- Born: 16 January 1910 Petrozavodsk, Russian Empire
- Died: 23 November 1941 (aged 31) near Urazovo, Kursk Oblast, Soviet Union
- Military career
- Branch: Soviet Air Force
- Service years: 1929–41
- Rank: Major
- Commands: 254th Fighter Aviation Regiment
- Conflicts: World War II Winter War; Eastern Front; ;
- Awards: Hero of the Soviet Union; Order of Lenin; Order of the Red Banner;

= Pyotr Mikhailovich Petrov =

Hero of the Soviet Union

Pyotr Mikhailovich Petrov (Пётр Михайлович Петров; 16 January 1910 – 23 November 1941) was a Soviet Air Force major, flying ace, and a Hero of the Soviet Union. Petrov fought in the Winter War and was awarded the title Hero of the Soviet Union for landing his Polikarpov I-15bis on a frozen lake under fire to rescue a downed pilot. During the Winter War he claimed several victories. Petrov became commander of the 254th Fighter Aviation Regiment and led it during the first months after the German invasion of the Soviet Union. Petrov claimed about ten German aircraft until he was killed on 23 November 1941 when his Polikarpov I-16 was shot down by friendly fire.

== Early life and Interwar ==
Petrov was born on 16 January 1910 in Petrozavodsk to a working-class family. He graduated from seven classes at Railway School No. 9 and worked as a mechanic at the rail depot of Petrozavodsk station. He became a Komsomol member. Petrov was drafted into the Red Army on a Komsomol direction in 1929. He entered the Leningrad Air Force Flight-Technical School, after which he served as a mechanic in the Moscow Military District Air Force. In 1932, he joined the Communist Party of the Soviet Union. In 1936, he graduated from the Borisoglebsk Military Aviation School and became a squadron commander.

== Winter War and World War II ==
Petrov became commander of the 3rd Squadron of the 68th Fighter Aviation Regiment in the Winter War. He made several victory claims during the war. On 17 February 1940, on Lake Muola-Jarvi, pilot N. Kosichkin was shot down and crash landed on the ice. Petrov landed and strapped Kosichkin to the skis of his I-15bis under Finnish fire. When Petrov landed at his base, there were about 100 holes in the fuselage of his plane. On 7 April 1940, Petrov was awarded the title Hero of the Soviet Union and the Order of Lenin, becoming the first person born in Karelia to receive the distinction.

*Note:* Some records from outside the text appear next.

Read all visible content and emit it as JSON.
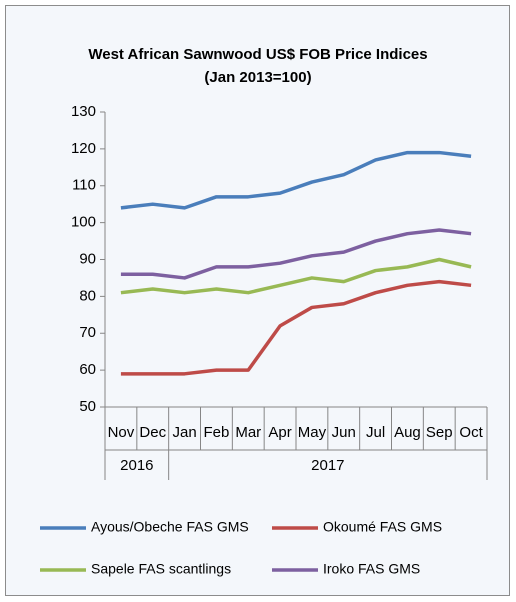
{
  "chart_data": {
    "type": "line",
    "title": "West African Sawnwood US$ FOB Price Indices",
    "subtitle": "(Jan 2013=100)",
    "categories": [
      "Nov",
      "Dec",
      "Jan",
      "Feb",
      "Mar",
      "Apr",
      "May",
      "Jun",
      "Jul",
      "Aug",
      "Sep",
      "Oct"
    ],
    "category_groups": [
      {
        "label": "2016",
        "count": 2
      },
      {
        "label": "2017",
        "count": 10
      }
    ],
    "series": [
      {
        "name": "Ayous/Obeche FAS GMS",
        "color": "#4a7ebb",
        "values": [
          104,
          105,
          104,
          107,
          107,
          108,
          111,
          113,
          117,
          119,
          119,
          118
        ]
      },
      {
        "name": "Okoumé  FAS GMS",
        "color": "#be4b48",
        "values": [
          59,
          59,
          59,
          60,
          60,
          72,
          77,
          78,
          81,
          83,
          84,
          83
        ]
      },
      {
        "name": "Sapele FAS scantlings",
        "color": "#98b954",
        "values": [
          81,
          82,
          81,
          82,
          81,
          83,
          85,
          84,
          87,
          88,
          90,
          88
        ]
      },
      {
        "name": "Iroko FAS GMS",
        "color": "#7d60a0",
        "values": [
          86,
          86,
          85,
          88,
          88,
          89,
          91,
          92,
          95,
          97,
          98,
          97
        ]
      }
    ],
    "ylim": [
      50,
      130
    ],
    "yticks": [
      50,
      60,
      70,
      80,
      90,
      100,
      110,
      120,
      130
    ],
    "grid": false,
    "legend": "bottom"
  }
}
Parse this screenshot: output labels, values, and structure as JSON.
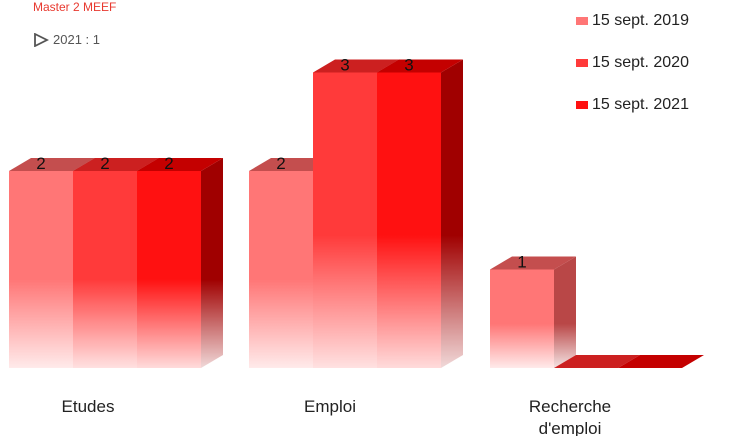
{
  "header": {
    "title": "Master 2 MEEF",
    "filter_value": "2021 : 1"
  },
  "colors": {
    "series_front": [
      "#ff7676",
      "#ff3a3a",
      "#ff1111"
    ],
    "series_top": [
      "#c44e4e",
      "#cc2020",
      "#c40000"
    ],
    "series_side": [
      "#b94747",
      "#b51d1d",
      "#a00000"
    ],
    "title": "#e8392f"
  },
  "chart_data": {
    "type": "bar",
    "title": "Master 2 MEEF",
    "categories": [
      "Etudes",
      "Emploi",
      "Recherche\nd'emploi"
    ],
    "category_lines": [
      [
        "Etudes"
      ],
      [
        "Emploi"
      ],
      [
        "Recherche",
        "d'emploi"
      ]
    ],
    "series": [
      {
        "name": "15 sept. 2019",
        "values": [
          2,
          2,
          1
        ]
      },
      {
        "name": "15 sept. 2020",
        "values": [
          2,
          3,
          0
        ]
      },
      {
        "name": "15 sept. 2021",
        "values": [
          2,
          3,
          0
        ]
      }
    ],
    "ylim": [
      0,
      3.3
    ],
    "grid": false,
    "legend": "top-right",
    "data_labels": true
  }
}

Petrov became commander of the Polikarpov I-16-equipped 254th Fighter Aviation Regiment of the 36th Aviation Division, part of the Air Force of the Southwestern Front. He led the regiment after the German invasion of the Soviet Union. Due to a lack of airplanes, the pilots of the regiment made seven to eight sorties a day. During an air battle over Kiev, Petrov was attacked by six Messerschmitt Bf 109s and was wounded in the shoulder. In the engagement, he was able to shoot down one of them. By November 1941, Petrov had claimed around ten personal and shared victories. On 23 November 1941, Petrov was shot down and killed by friendly antiaircraft fire near Urazovo. He was buried in the village. Petrov was posthumously awarded the Order of the Red Banner on 29 December 1941.

== Legacy ==
A street in Petrozavodsk was named for Petrov. On 8 May 2009 a plaque was placed in the Petrozavodsk station rail depot.

== Personal life ==
Petrov married Galina Semyonovna and had a son, Anatoly, who later became a Soviet Air Force lieutenant colonel.